Evolution just plain sucks. I know this is his rant about intelligent design, but it also makes a good case for how incredibly inefficient, sloppy and haphazard evolution is. Not that it isn't amazing and all that, but anything that seems efficient only looks that way if you overlook the fact that it took about four billion years to arrive at that configuration. A good point WRT us comes up at the four minute mark in the above video where he points out we eat, breath and drink through the same hole, thereby guaranteeing a percentage of us will choke to death yearly. That's not efficient.
1. To understand the quality of a process, you have to know it's goal. Evolved systems are remarkably more fault-tolerant and good at dealing with unexpected insults as compared to complex things humans design. There are trade-offs in evolution that are not always immediately apparent.
2. The results of evolution are not as random as many people tried to assert a few decades ago. If you change the location of genes relative to one another in one-celled organismis, they'll evolve back to their original positions. You have genes in microbes that overlap one another. You have large non-coding regions which have been shown to be functional, once calld "junk DNA." (Destroying them causes pathologies in the organism). You have pseudogenes which have been shown to be capable of transcribing DNA in a functional manner. etc. The more we learn, the less random genomes seem.

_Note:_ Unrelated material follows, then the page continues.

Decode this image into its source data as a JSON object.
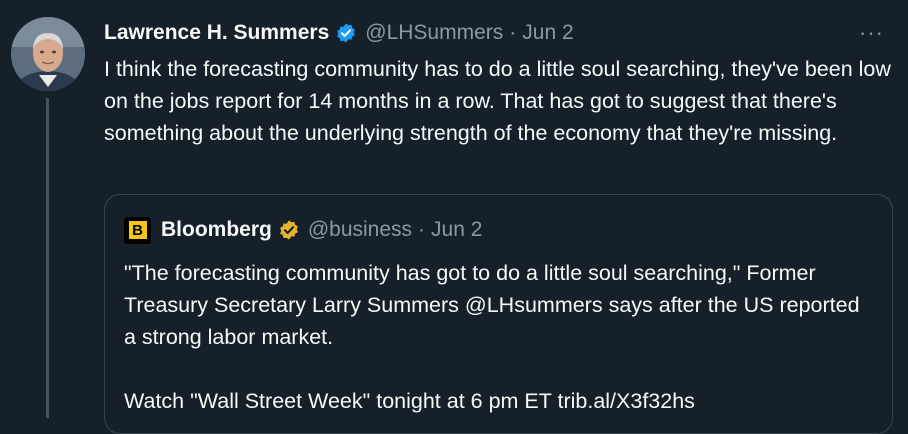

3. Reuse of existing components is quite efficient. Would a separate orifice for eating and breathing increase risk of infection or dehydration? What would the costs be? In the ancestral environment, disease was the #1 killer, even if it isn't now. Far more people died from sickness than from choking.
Without knowing costs and benefits, it's hard to weigh the 'intelligence' of a particular design. Humans are particularly prone to choking compared to other animals because of adaptations which allow for speech. But I rather think that those adaptations were 'worth it.'
"Unfortunately, that flexible throat, so useful in talking, makes us susceptible to a form of sleep apnea that results from obstruction of the airway. During sleep, the muscles of the throat relax. In most people, this does not present a problem, but in some, the passage can collapse so that relatively long stretches pass without a breath. This, of course, can be very dangerous, particularly in people who have heart conditions. Snoring is a symptom of the same underlying problem.
Another trade-off of speech is choking. Our mouths lead both to the trachea, through which we breathe, and to the esophagus, so we use the same flexible passage to swallow, breathe, and talk. Those functions can be at odds, for example when a piece of food “goes down the wrong pipe” and gets lodged in the trachea; our fishy ancestors had no such worries. Other mammals, and reptiles too, use the same structures for eating, breathing, and communicating but the back of the mouth does not need to be so vertically spacious and flexible as ours. The basic mammalian structures are arranged so that nonhuman animals can safely swallow while breathing. Tweaking the engineering to enable us to talk has left us peculiarly vulnerable."
http://naturalhistorymag.com/features/04971/fish-out-of-water
It's all of them (including ships and subs). All nuclear reactors are are pretty expensive kettles.
It seems a pity that some of the energy from EM radiation couldn't be recovered via the photo-electric effect.
Also, on a totally tangental note if we're really at "peak oil" (no clue if true) then we're also at peak helium. Helium comes from radioactive decay and is, ironically, mined. Hopefully, future reactors and nuclear waste dumps will give a thought to helium recovery.